CANCIONEIRO DE SILVES - II

A ÁGUA, A FLOR E O LUME
A água, a flor e o lume, as variações do hipocampo,

a Estela Guedes falando de Herberto Helder.

Estávamos em Silves, a noite era fria, a aragem límpida,

o vento lúcido.

Ao longe, um incêndio.

Nas golfadas de aroma, a noite primitiva e só respirava,

entre a sílica e o açúcar,

num longo canto, onde o odor se inclinava,

em montanhas claras, hialinas.

 

Nas têmporas, a luz irradiava.

Nas grandes árvores do cérebro, a ânsia era a seiva e a flor,

sobre os muros cálidos, brancos, as glicínias amenas,

e as buganvílias exuberantes.

Nas variações da lua endógena, a terra era o cântico,

o fulgor, o oceano do sangue.

A água era a fonte, onde os leões bebiam a sua sede,

a noite era um violino.

Ao longe, um deserto brilhava, entre âmbar, rolas,

neblinas, canteiros verdes.

 

Nas galáxias da escuridão, as palavras irrompiam,

longas, como fábulas.

Num copo cheio de música, a poesia era um ancoradouro

branco, na Fábrica do Inglês,

entre artefactos de cortiça e a maquinaria antiga.
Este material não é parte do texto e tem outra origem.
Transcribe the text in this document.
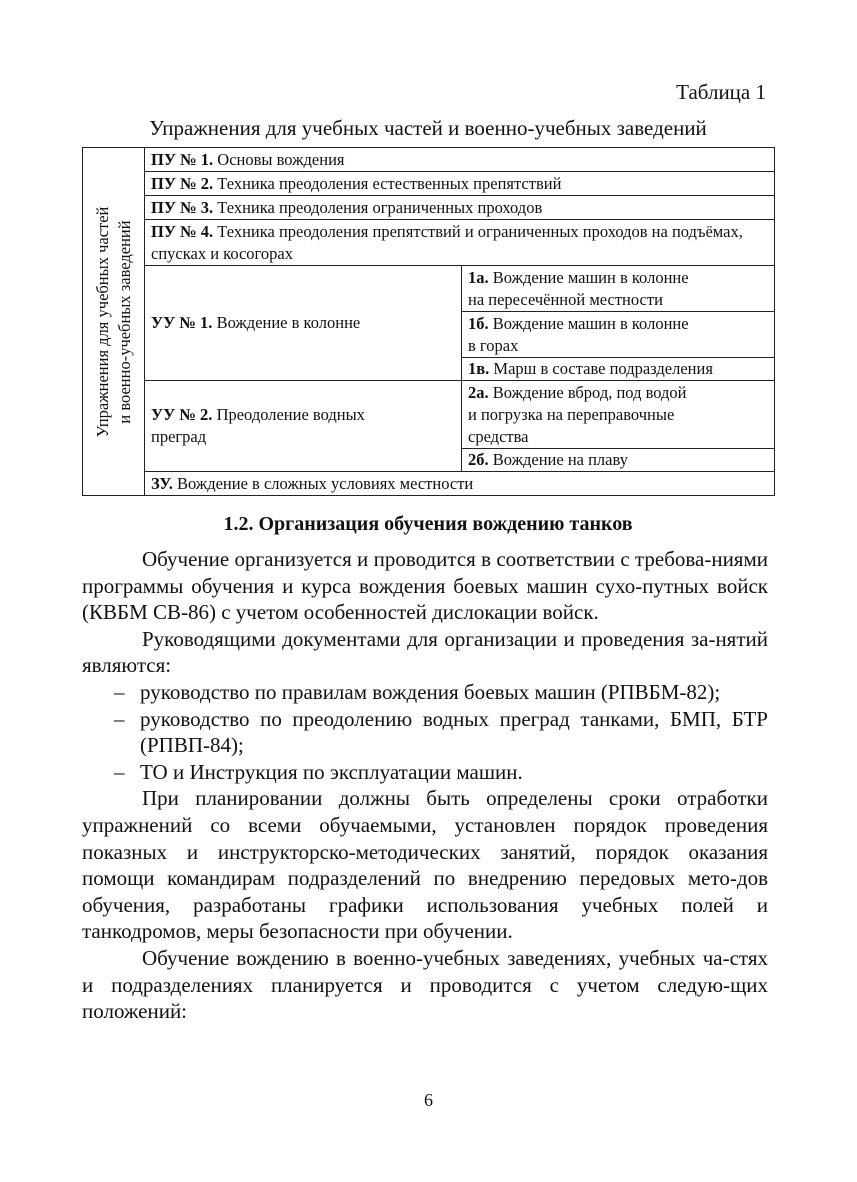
Таблица 1
Упражнения для учебных частей и военно-учебных заведений
Упражнения для учебных частей и военно-учебных заведений	ПУ № 1. Основы вождения	
	ПУ № 2. Техника преодоления естественных препятствий	
	ПУ № 3. Техника преодоления ограниченных проходов	
	ПУ № 4. Техника преодоления препятствий и ограниченных проходов на подъёмах, спусках и косогорах	
	УУ № 1. Вождение в колонне	1а. Вождение машин в колонне
на пересечённой местности
		1б. Вождение машин в колонне
в горах
		1в. Марш в составе подразделения
	УУ № 2. Преодоление водных
преград	2а. Вождение вброд, под водой
и погрузка на переправочные
средства
		2б. Вождение на плаву
	ЗУ. Вождение в сложных условиях местности	
1.2. Организация обучения вождению танков

Обучение организуется и проводится в соответствии с требова-ниями программы обучения и курса вождения боевых машин сухо-путных войск (КВБМ СВ-86) с учетом особенностей дислокации войск.

Руководящими документами для организации и проведения за-нятий являются:

– руководство по правилам вождения боевых машин (РПВБМ-82);

– руководство по преодолению водных преград танками, БМП, БТР (РПВП-84);

– ТО и Инструкция по эксплуатации машин.

При планировании должны быть определены сроки отработки упражнений со всеми обучаемыми, установлен порядок проведения показных и инструкторско-методических занятий, порядок оказания помощи командирам подразделений по внедрению передовых мето-дов обучения, разработаны графики использования учебных полей и танкодромов, меры безопасности при обучении.

Обучение вождению в военно-учебных заведениях, учебных ча-стях и подразделениях планируется и проводится с учетом следую-щих положений:

6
No silêncio, coberto limões repletos, o céu floria.

 

Entre o hipocampo e a amígdala, o vento era roxo,

a noite fria.

Nas metáforas da seiva, as metáforas da vida,

os hibiscos de lume,

a lua coberta de crateras, órbitas fendidas,

aquedutos brancos.

No cérebro, em pedúnculos de sílabas,

 

oscilavam membranas cor de pérola.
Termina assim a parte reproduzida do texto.